Clearly, the EU and richer countries must recall that international climate finance is essential for all dimensions of security, and failing to step up in light of the finance needs of developing countries would only exacerbate fragility, resource scarcity including energy and food insecurity, conflict and geopolitical competition. The EU must come fully prepared to the remaining policy milestones this year, to make sufficient, meaningful financial commitments, especially in the form of grants. The EU Ministers on Economy and Finance play a central role in this, and must work quickly and in concert with climate negotiators and all relevant actors. Positively, there is increasing intention internationally on what role new sources could play to generate additional money for climate action from big polluters and profiteers and the EU should have a closer look at which sources it can help become reality. A recent CAN Europe report has some suggestions for this. 


The Mitigation Work Programme

There was little progress in the MWP, and many feel alarmed that the discussions have not advanced. It leaves the UNFCCC Parties very poorly positioned to collectively reduce emissions by 43% by 2030 and 60% by 2035 from 2019 levels, indicated by the IPCC and confirmed by the Global Stocktake outcomes. This can only be achieved by enhanced NDCs which should be the focus of this work programme, and the main deliverable in 2025 for all countries, especially rich ones. Instead, the negotiating room was dominated entirely by discussion over process, including through roadblocks put up by some of the fossil fuel producing countries such as Russia, Saudi Arabia or Iran, not even an informal note was allowed to pass. This is regarded by some as one of the worst possible outcomes as it gives no formal recognition to the discussions that took place in Bonn. At times it felt as though high-emitting Parties were intentionally grinding substantive discussion (on mitigation & emissions reduction) to a halt. 

For many, hopes are with the Troika (the outgoing UAE, incoming Azerbaijan and next-in-line Brazil COP Presidencies).
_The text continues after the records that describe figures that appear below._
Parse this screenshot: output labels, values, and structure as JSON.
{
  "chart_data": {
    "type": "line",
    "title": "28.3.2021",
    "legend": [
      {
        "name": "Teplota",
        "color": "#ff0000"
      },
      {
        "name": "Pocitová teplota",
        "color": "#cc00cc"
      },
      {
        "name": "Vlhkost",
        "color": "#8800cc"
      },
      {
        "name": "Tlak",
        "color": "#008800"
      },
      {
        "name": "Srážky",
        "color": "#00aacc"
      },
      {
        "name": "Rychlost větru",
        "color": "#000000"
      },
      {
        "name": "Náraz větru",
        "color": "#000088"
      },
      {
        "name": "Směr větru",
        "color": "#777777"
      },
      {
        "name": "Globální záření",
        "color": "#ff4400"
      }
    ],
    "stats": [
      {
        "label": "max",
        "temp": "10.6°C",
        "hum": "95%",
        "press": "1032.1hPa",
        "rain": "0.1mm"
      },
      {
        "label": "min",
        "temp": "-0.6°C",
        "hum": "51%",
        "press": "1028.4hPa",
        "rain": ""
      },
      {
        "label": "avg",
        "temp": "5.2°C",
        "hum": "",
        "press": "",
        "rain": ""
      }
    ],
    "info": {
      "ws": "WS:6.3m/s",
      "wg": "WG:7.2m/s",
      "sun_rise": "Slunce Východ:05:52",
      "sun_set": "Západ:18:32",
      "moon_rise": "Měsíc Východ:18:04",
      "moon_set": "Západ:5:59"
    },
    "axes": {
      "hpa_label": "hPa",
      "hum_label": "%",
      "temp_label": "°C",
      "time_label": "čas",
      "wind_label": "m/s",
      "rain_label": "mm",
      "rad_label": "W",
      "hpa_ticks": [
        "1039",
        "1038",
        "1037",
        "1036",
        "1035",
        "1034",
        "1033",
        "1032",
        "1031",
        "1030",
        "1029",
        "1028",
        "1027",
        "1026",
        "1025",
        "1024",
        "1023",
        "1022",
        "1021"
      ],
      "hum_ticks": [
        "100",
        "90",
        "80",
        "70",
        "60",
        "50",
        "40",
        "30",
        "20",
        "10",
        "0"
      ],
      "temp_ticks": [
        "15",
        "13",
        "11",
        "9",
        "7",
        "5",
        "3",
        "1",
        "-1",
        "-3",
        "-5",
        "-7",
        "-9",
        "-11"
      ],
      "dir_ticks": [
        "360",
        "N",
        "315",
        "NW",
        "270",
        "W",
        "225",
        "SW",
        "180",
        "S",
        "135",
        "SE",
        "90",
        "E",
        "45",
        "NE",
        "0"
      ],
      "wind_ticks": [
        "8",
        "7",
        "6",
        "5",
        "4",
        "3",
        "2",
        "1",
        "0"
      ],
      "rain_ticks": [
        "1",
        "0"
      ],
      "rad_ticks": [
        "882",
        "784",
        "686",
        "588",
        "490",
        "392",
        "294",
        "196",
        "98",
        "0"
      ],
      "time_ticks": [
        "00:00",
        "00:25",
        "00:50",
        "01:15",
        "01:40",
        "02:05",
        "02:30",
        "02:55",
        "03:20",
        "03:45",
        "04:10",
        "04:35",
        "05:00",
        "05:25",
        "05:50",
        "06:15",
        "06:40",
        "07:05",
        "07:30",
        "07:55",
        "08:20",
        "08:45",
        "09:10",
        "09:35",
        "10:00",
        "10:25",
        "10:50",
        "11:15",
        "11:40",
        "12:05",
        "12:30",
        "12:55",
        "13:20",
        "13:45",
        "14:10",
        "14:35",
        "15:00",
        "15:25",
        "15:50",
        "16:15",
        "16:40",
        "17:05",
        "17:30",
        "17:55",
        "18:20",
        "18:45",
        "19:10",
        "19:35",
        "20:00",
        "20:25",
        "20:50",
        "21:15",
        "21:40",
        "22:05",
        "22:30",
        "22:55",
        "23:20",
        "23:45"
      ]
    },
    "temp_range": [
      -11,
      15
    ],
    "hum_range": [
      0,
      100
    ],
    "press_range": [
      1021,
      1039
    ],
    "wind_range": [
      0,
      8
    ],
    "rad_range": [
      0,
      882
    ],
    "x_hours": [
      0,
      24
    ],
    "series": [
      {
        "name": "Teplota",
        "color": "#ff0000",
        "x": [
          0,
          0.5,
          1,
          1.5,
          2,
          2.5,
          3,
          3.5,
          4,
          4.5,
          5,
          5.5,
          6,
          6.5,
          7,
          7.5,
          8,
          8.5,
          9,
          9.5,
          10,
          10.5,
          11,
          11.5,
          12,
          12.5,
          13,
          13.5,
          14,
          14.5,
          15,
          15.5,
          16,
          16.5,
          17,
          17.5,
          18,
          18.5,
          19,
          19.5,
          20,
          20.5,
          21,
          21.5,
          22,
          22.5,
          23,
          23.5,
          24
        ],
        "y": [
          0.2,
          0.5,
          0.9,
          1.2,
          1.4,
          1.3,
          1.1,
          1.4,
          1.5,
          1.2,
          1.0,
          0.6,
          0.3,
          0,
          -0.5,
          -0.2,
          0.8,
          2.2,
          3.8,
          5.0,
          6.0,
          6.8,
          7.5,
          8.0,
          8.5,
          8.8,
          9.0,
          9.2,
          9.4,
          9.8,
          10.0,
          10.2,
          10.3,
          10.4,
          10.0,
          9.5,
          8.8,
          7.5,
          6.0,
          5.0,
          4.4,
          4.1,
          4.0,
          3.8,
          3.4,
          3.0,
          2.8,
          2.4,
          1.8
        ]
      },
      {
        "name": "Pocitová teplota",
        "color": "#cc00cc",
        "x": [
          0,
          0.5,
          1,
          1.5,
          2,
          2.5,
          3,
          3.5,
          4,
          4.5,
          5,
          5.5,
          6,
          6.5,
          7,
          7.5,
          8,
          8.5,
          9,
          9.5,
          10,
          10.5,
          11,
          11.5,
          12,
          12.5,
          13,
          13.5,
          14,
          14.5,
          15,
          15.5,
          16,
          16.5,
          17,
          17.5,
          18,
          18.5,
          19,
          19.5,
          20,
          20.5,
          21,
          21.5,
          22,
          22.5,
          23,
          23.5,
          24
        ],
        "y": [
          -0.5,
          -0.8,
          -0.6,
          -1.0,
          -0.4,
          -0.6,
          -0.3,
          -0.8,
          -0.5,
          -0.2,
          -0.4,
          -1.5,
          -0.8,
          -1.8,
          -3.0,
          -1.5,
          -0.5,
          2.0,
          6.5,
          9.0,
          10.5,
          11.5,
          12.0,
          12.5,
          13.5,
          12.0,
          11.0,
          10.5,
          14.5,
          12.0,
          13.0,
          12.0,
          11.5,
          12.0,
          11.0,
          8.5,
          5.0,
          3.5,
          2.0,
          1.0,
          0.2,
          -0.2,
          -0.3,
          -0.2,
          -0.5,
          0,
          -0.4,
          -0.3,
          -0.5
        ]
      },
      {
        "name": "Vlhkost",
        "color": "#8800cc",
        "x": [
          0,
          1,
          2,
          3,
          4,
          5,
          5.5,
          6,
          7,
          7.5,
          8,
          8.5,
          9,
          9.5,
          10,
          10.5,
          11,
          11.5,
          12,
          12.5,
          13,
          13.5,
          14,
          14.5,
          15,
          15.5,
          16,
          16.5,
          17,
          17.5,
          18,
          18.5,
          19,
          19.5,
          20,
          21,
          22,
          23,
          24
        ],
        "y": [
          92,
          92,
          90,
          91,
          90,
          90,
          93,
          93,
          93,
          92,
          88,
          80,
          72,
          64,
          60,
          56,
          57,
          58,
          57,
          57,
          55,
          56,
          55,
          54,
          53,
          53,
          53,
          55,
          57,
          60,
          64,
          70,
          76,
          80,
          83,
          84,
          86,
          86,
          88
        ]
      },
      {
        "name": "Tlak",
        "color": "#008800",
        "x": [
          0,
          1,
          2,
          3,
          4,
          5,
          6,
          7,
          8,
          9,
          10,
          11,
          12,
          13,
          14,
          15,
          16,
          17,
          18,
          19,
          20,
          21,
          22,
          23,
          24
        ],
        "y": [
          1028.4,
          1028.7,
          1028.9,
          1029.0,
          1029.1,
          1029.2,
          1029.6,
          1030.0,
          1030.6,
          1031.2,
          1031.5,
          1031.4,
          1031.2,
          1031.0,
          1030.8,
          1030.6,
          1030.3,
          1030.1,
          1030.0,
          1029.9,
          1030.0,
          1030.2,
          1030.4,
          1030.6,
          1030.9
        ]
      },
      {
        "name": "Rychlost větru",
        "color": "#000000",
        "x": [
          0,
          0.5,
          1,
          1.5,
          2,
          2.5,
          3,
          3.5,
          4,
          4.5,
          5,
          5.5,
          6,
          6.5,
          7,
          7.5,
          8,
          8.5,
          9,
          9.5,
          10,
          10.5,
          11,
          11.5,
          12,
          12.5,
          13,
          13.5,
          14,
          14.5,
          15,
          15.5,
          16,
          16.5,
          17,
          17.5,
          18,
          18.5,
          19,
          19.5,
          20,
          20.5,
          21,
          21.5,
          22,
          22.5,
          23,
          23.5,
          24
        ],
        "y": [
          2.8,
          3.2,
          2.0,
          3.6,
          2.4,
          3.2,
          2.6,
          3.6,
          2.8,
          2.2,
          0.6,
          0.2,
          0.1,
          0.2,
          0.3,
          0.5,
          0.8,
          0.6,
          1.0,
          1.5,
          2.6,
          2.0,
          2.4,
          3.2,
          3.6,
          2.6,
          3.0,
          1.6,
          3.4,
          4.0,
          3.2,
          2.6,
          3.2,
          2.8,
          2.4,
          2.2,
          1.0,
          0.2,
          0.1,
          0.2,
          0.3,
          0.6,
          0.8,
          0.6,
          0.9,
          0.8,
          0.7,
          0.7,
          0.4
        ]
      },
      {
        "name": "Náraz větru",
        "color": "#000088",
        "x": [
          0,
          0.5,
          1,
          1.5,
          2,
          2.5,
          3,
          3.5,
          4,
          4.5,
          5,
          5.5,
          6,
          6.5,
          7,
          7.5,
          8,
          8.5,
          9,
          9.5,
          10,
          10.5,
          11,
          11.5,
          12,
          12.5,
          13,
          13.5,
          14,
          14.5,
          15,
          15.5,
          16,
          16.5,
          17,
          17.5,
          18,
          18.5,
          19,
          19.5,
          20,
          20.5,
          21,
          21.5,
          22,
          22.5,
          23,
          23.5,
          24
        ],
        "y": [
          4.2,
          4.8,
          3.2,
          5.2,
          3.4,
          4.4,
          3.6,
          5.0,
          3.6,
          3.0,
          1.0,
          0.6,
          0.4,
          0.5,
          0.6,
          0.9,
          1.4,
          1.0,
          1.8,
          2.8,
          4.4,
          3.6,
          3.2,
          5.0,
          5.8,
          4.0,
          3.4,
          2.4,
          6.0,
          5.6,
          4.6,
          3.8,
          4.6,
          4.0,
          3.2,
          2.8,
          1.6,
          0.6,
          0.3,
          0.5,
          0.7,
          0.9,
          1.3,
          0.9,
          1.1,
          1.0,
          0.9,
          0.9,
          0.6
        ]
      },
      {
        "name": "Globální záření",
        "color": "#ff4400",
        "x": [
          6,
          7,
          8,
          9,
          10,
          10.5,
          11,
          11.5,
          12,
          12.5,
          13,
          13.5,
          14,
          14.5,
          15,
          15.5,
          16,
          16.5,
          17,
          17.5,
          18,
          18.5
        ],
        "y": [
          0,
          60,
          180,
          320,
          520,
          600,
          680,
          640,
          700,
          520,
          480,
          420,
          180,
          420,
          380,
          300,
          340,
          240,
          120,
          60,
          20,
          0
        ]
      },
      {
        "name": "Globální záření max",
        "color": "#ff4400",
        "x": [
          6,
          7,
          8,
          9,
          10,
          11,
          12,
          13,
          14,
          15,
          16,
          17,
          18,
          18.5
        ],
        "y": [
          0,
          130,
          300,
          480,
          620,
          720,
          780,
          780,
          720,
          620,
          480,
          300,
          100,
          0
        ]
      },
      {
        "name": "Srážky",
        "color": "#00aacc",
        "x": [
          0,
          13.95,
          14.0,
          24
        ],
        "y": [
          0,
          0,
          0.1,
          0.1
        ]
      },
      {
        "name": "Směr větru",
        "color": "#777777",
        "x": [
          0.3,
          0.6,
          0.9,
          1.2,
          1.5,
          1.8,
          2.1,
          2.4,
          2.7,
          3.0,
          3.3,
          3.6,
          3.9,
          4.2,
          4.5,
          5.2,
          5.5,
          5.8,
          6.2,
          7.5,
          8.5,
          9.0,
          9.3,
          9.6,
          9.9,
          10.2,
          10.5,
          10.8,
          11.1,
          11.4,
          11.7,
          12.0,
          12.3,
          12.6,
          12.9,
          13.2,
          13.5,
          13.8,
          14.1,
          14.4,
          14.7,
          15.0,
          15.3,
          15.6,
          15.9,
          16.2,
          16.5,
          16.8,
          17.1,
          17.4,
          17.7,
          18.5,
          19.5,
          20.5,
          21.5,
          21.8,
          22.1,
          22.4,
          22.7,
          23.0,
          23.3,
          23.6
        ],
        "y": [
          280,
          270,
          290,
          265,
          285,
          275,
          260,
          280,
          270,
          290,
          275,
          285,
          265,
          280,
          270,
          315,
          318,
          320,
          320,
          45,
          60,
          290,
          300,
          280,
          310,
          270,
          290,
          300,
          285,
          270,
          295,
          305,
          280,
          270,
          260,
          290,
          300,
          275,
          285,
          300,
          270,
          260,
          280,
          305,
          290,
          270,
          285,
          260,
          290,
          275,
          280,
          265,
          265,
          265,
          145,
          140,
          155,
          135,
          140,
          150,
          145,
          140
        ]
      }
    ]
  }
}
If the Troika publish their own ambitious NDCs by the February 2025 deadline, they can then make the most of their unique ability to influence and cajole other countries to deliver ambitious NDCs. It is vital that the EU and other large European powers work hard and fast to deliver ambitious NDCs that eradicate fossil fuel investments and rebalance societies – and dedicate time, effort and resources to supporting poorer countries to achieve the same. By the time we reach Baku, CAN expects those efforts and resources to be in full flow, to create a constructive space for the MWP.


The Just Transition Work Programme
The Just Transition Work Programme was a relatively positive and constructive part of the UNFCCC Bonn Sessions which helped to give the platform the momentum it needed. A concluding text was agreed that incorporated most of CAN Europe’s priorities, including: a second hybrid dialogue under the work programme to be held prior to COP29, with topics selected in a transparent and consultative manner, with specific language on effective and inclusive participation of non-party stakeholders. The conclusion also included an informal summary of the discussions and references to the informal note (with placeholders for  the work plan, and guidance towards concrete outcomes and actionable solutions).

The EU should continue championing the Just Transition Work Programme and push for concrete outcomes and actionable solutions, as well as funding associated with justice and just transition. There still exists a range of perspectives on ‘just transition’ – some view justice as tackling the growing human development gap, whilst others perceive it to refer to a Indigenous rights, worker’s rights and/or a gender-oriented transition. These will be questions that continue to come up in the approach to Baku.